One of Liverpool’s most cherished landmarks, The Salt Museum, closes for the season on Oct. 8. Until then it remains open to the public free of charge from 1 to 6 p.m. on Saturday and Sunday.
One reason the museum remains so dear to our hearts is that it vividly recreates the industry that turned the city of Syracuse into the Salt City, an industry that ultimately supplied the entire nation with salt from the Civil War era and up into the 1920s.
Located at Onondaga Lake Park, 106 Lake Drive, the Salt Museum allows visitors to experience an original boiling block where brine was turned into what was then considered one of the country’s most precious commodities. Tourists see the actual kettles, wooden barrels and other equipment that was used to produce tons of salt.
Boiling block displayed
The website Roadsideamerica.com recommends it: “The museum still carries the faint fetid odor of a salt marsh on a breezeless summer day. The exhibits are housed in a building constructed from portions of some of the old salt warehouses. Plainly presented displays trace the history of salt extraction in Liverpool. The romance of ‘White Gold’ turns out to be pretty dull as no mining was involved; just boiling big kettles of Onondaga Lake brine.

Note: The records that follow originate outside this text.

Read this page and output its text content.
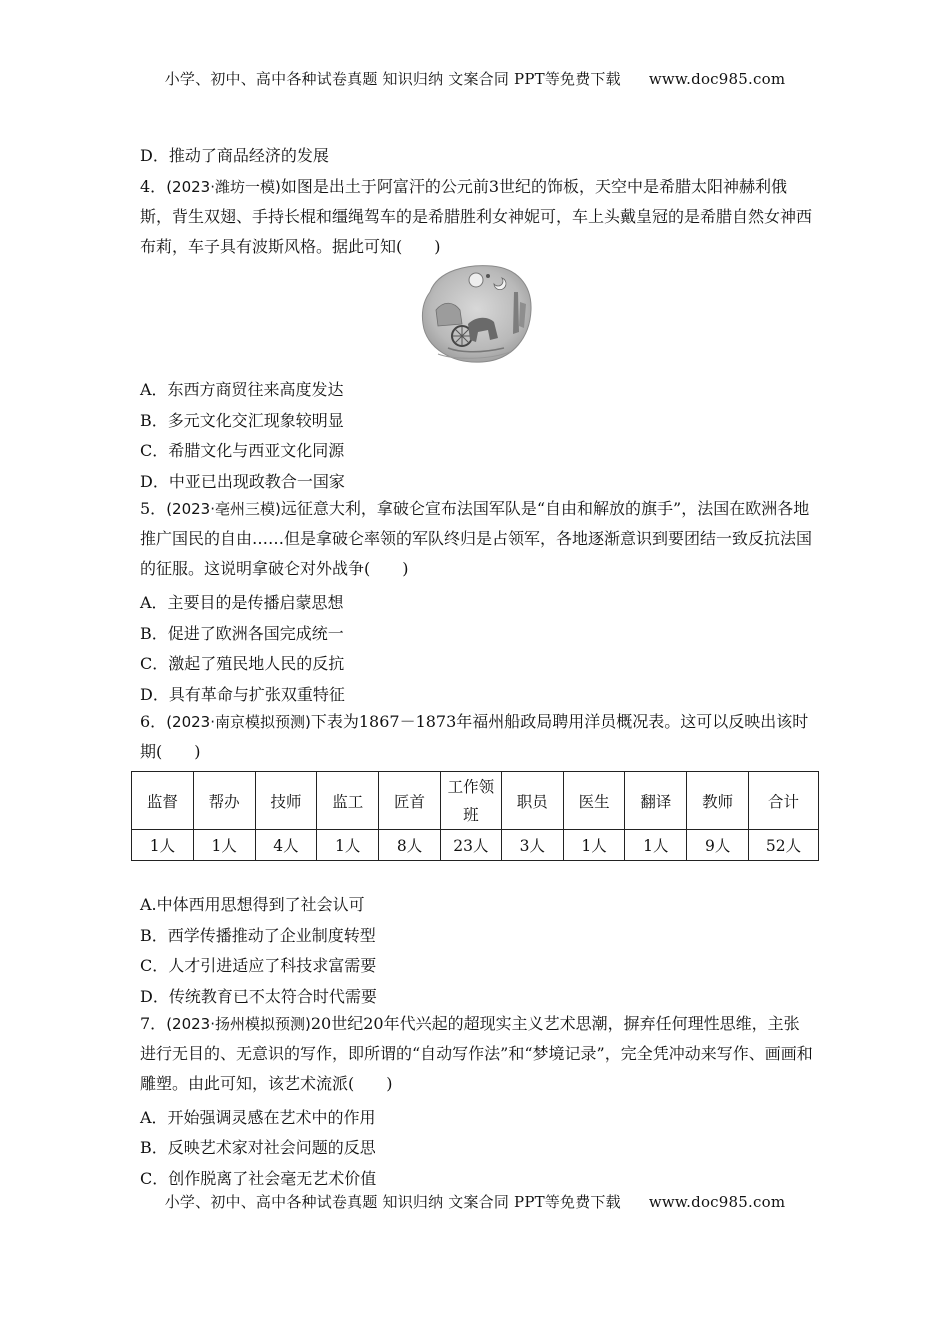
小学、初中、高中各种试卷真题 知识归纳 文案合同 PPT等免费下载 www.doc985.com
D．推动了商品经济的发展
4．(2023·潍坊一模)如图是出土于阿富汗的公元前3世纪的饰板，天空中是希腊太阳神赫利俄斯，背生双翅、手持长棍和缰绳驾车的是希腊胜利女神妮可，车上头戴皇冠的是希腊自然女神西布莉，车子具有波斯风格。据此可知(　　)
A．东西方商贸往来高度发达
B．多元文化交汇现象较明显
C．希腊文化与西亚文化同源
D．中亚已出现政教合一国家
5．(2023·亳州三模)远征意大利，拿破仑宣布法国军队是“自由和解放的旗手”，法国在欧洲各地推广国民的自由……但是拿破仑率领的军队终归是占领军，各地逐渐意识到要团结一致反抗法国的征服。这说明拿破仑对外战争(　　)
A．主要目的是传播启蒙思想
B．促进了欧洲各国完成统一
C．激起了殖民地人民的反抗
D．具有革命与扩张双重特征
6．(2023·南京模拟预测)下表为1867－1873年福州船政局聘用洋员概况表。这可以反映出该时期(　　)
监督	帮办	技师	监工	匠首	工作领班	职员	医生	翻译	教师	合计
1人	1人	4人	1人	8人	23人	3人	1人	1人	9人	52人
A.中体西用思想得到了社会认可
B．西学传播推动了企业制度转型
C．人才引进适应了科技求富需要
D．传统教育已不太符合时代需要
7．(2023·扬州模拟预测)20世纪20年代兴起的超现实主义艺术思潮，摒弃任何理性思维，主张进行无目的、无意识的写作，即所谓的“自动写作法”和“梦境记录”，完全凭冲动来写作、画画和雕塑。由此可知，该艺术流派(　　)
A．开始强调灵感在艺术中的作用
B．反映艺术家对社会问题的反思
C．创作脱离了社会毫无艺术价值
小学、初中、高中各种试卷真题 知识归纳 文案合同 PPT等免费下载 www.doc985.com
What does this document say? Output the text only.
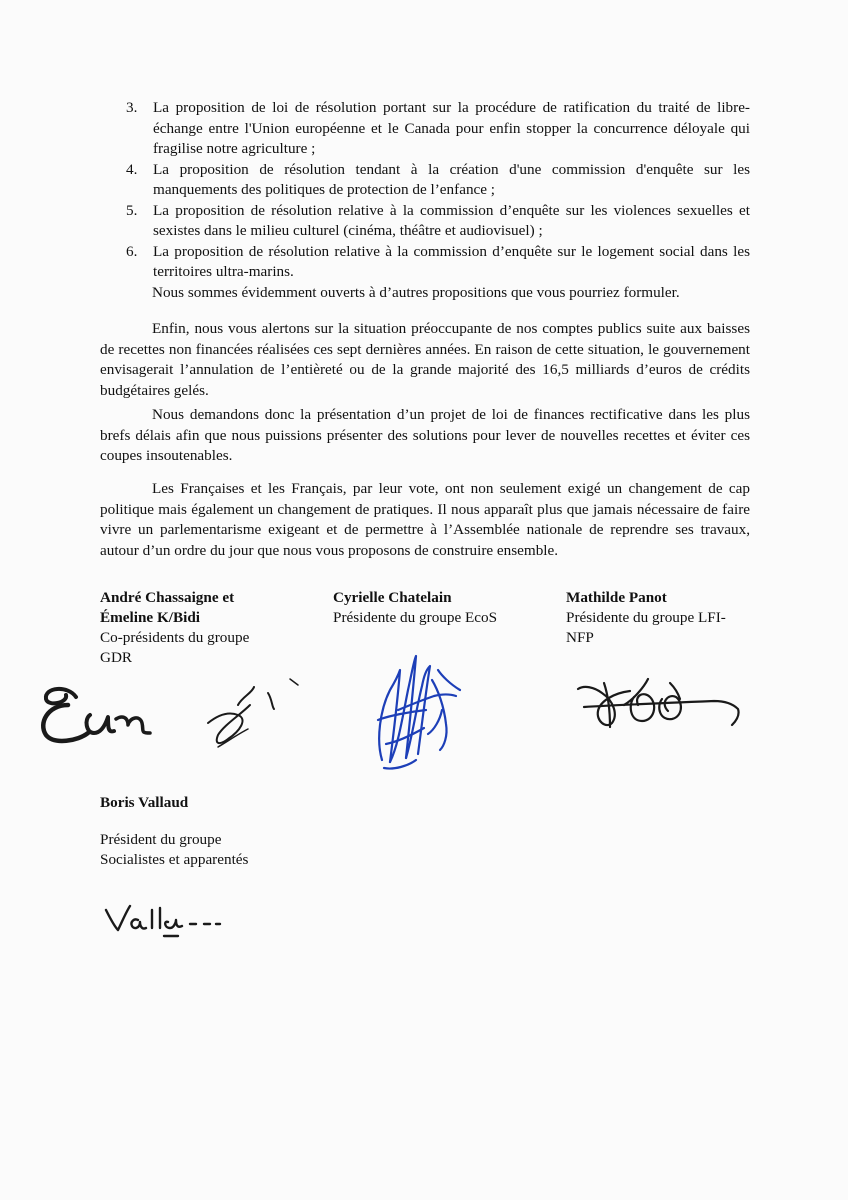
3. La proposition de loi de résolution portant sur la procédure de ratification du traité de libre-échange entre l'Union européenne et le Canada pour enfin stopper la concurrence déloyale qui fragilise notre agriculture ;
4. La proposition de résolution tendant à la création d'une commission d'enquête sur les manquements des politiques de protection de l’enfance ;
5. La proposition de résolution relative à la commission d’enquête sur les violences sexuelles et sexistes dans le milieu culturel (cinéma, théâtre et audiovisuel) ;
6. La proposition de résolution relative à la commission d’enquête sur le logement social dans les territoires ultra-marins.

Nous sommes évidemment ouverts à d’autres propositions que vous pourriez formuler.

Enfin, nous vous alertons sur la situation préoccupante de nos comptes publics suite aux baisses de recettes non financées réalisées ces sept dernières années. En raison de cette situation, le gouvernement envisagerait l’annulation de l’entièreté ou de la grande majorité des 16,5 milliards d’euros de crédits budgétaires gelés.

Nous demandons donc la présentation d’un projet de loi de finances rectificative dans les plus brefs délais afin que nous puissions présenter des solutions pour lever de nouvelles recettes et éviter ces coupes insoutenables.

Les Françaises et les Français, par leur vote, ont non seulement exigé un changement de cap politique mais également un changement de pratiques. Il nous apparaît plus que jamais nécessaire de faire vivre un parlementarisme exigeant et de permettre à l’Assemblée nationale de reprendre ses travaux, autour d’un ordre du jour que nous vous proposons de construire ensemble.

André Chassaigne et
Émeline K/Bidi
Co-présidents du groupe
GDR
Cyrielle Chatelain
Présidente du groupe EcoS
Mathilde Panot
Présidente du groupe LFI-
NFP
Boris Vallaud
Président du groupe
Socialistes et apparentés
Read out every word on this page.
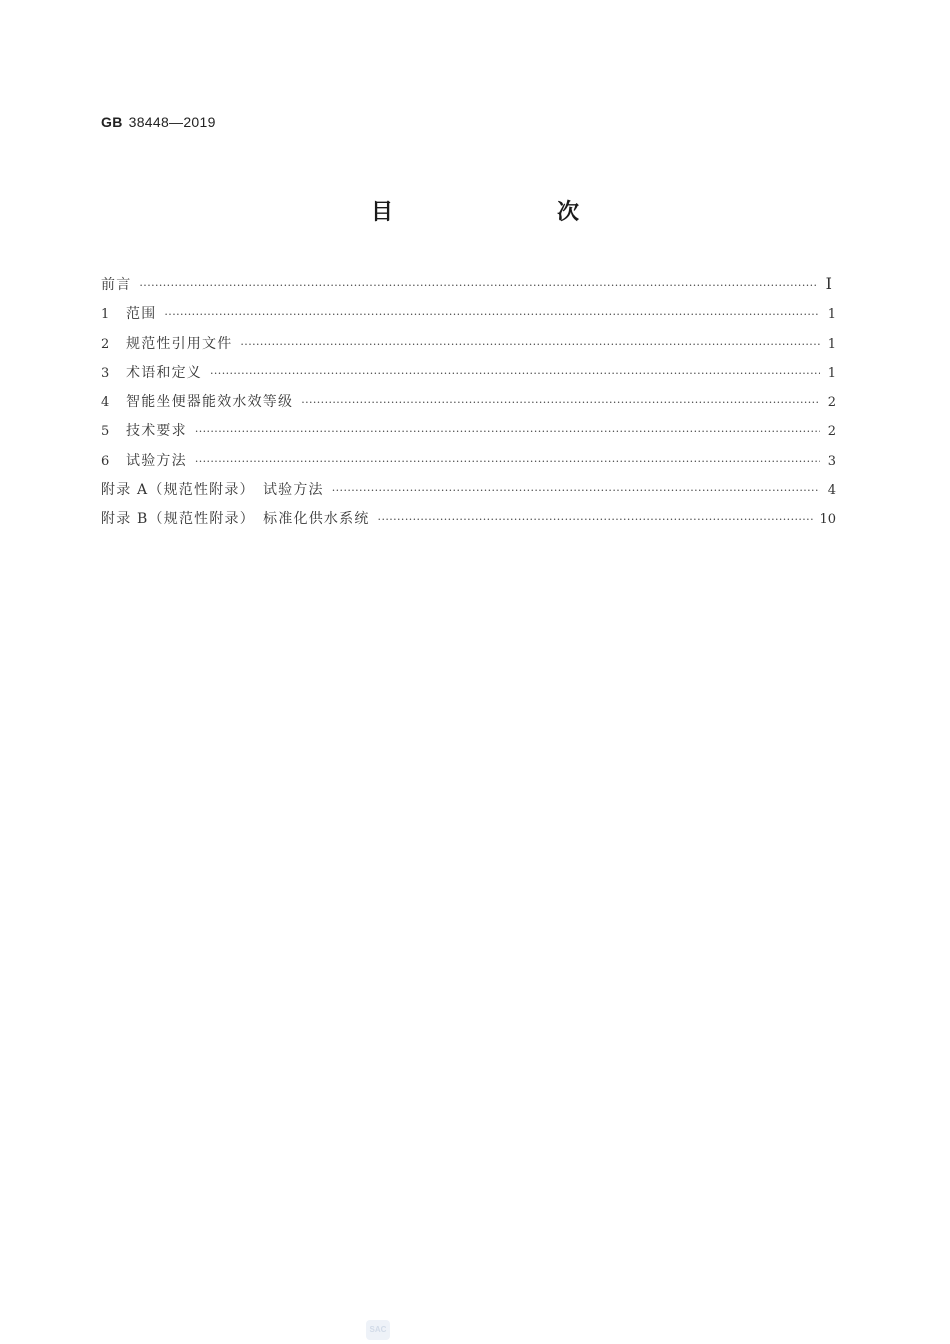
GB 38448—2019
目　　次
前言 ·····	I
1	范围 ·····	1
2	规范性引用文件 ·····	1
3	术语和定义 ·····	1
4	智能坐便器能效水效等级 ·····	2
5	技术要求 ·····	2
6	试验方法 ·····	3
附录 A（规范性附录）　试验方法 ·····	4
附录 B（规范性附录）　标准化供水系统 ·····	10
SAC
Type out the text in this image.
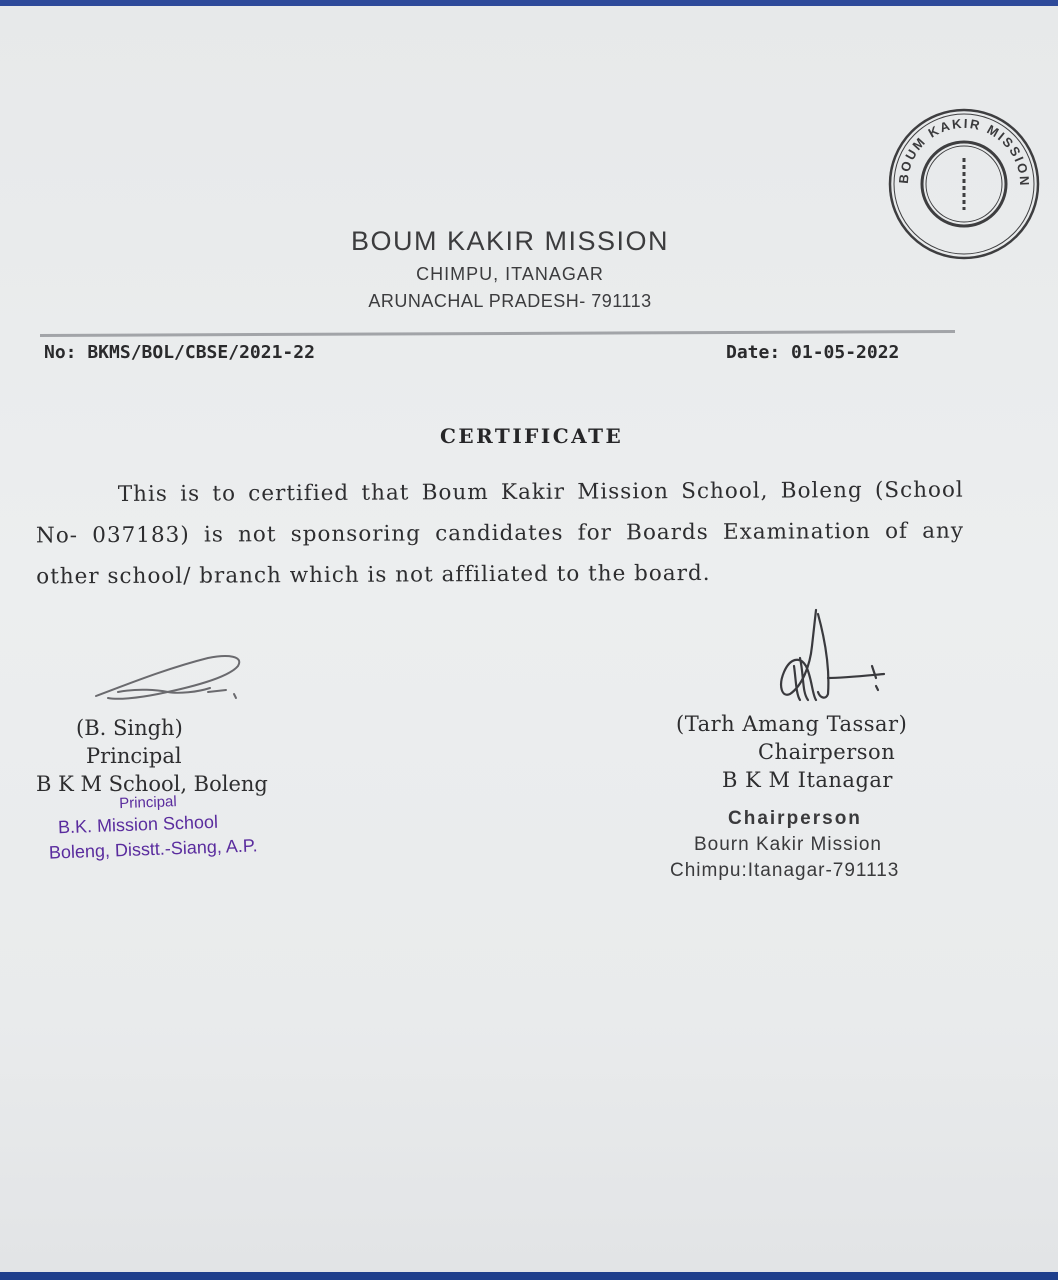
BOUM KAKIR MISSION
BOUM KAKIR MISSION
CHIMPU, ITANAGAR
ARUNACHAL PRADESH- 791113
No: BKMS/BOL/CBSE/2021-22	Date: 01-05-2022
CERTIFICATE
This is to certified that Boum Kakir Mission School, Boleng (School No- 037183) is not sponsoring candidates for Boards Examination of any other school/ branch which is not affiliated to the board.
(B. Singh)
Principal
B K M School, Boleng
Principal
B.K. Mission School
Boleng, Disstt.-Siang, A.P.
(Tarh Amang Tassar)
Chairperson
B K M Itanagar
Chairperson
Bourn Kakir Mission
Chimpu:Itanagar-791113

“The museum centerpiece and best exhibit is of the boiling block — a floor with a dozen sunken kettles next to which are posed cardboard cutout men with big wooden ladles. ‘The task of the salt boiler was grim,’ reads accompanying text. ‘Injury or death could result from burns from a scalding splash of brine or a fall into the boiling kettle.’”
The museum’s gift shop is operated by the Friends of Historic Onondaga Lake.
Tours are available late April through June and September to mid-October from 9:30 to 11 a.m. and 11:30 a.m. to 1 p.m. Tour groups are limited to 30 students/adults per group at a cost of $50 per tour. Reservations may be made by calling (315) 453-6712.
Lake doc Sept. 30 at Skä-noñh
An outdoor film screening of “Beneath the Surface, The Storied History of Onondaga Lake” will take place at 8 p.m. Saturday, Sept. 30, at Skä-noñh – Great Law of Peace Center (formerly Sainte Marie Among the Iroquois), on Onondaga Lake Parkway.
Written and directed by Mark Eischen with music by Tim Herron, the documentary covers the history of the lake and the remarkable impact it has had on the American way of life over the past six centuries.
The lake’s story runs from the birthplace of the Great Law of Peace and the Haudenosaunee Confederacy, to the production of the country’s largest supply of important commodities, to the turn-of-the-century Resort Era and the 1920s project that built Onondaga Lake Park, to the most polluted lake in America, to one of the largest Superfund Clean-up sites in history, to a tourist attraction and the center of economic, cultural, recreational, educational and natural development in our community.
The Sept. 30 screening will be outside, so bring your own chairs, blankets and snacks.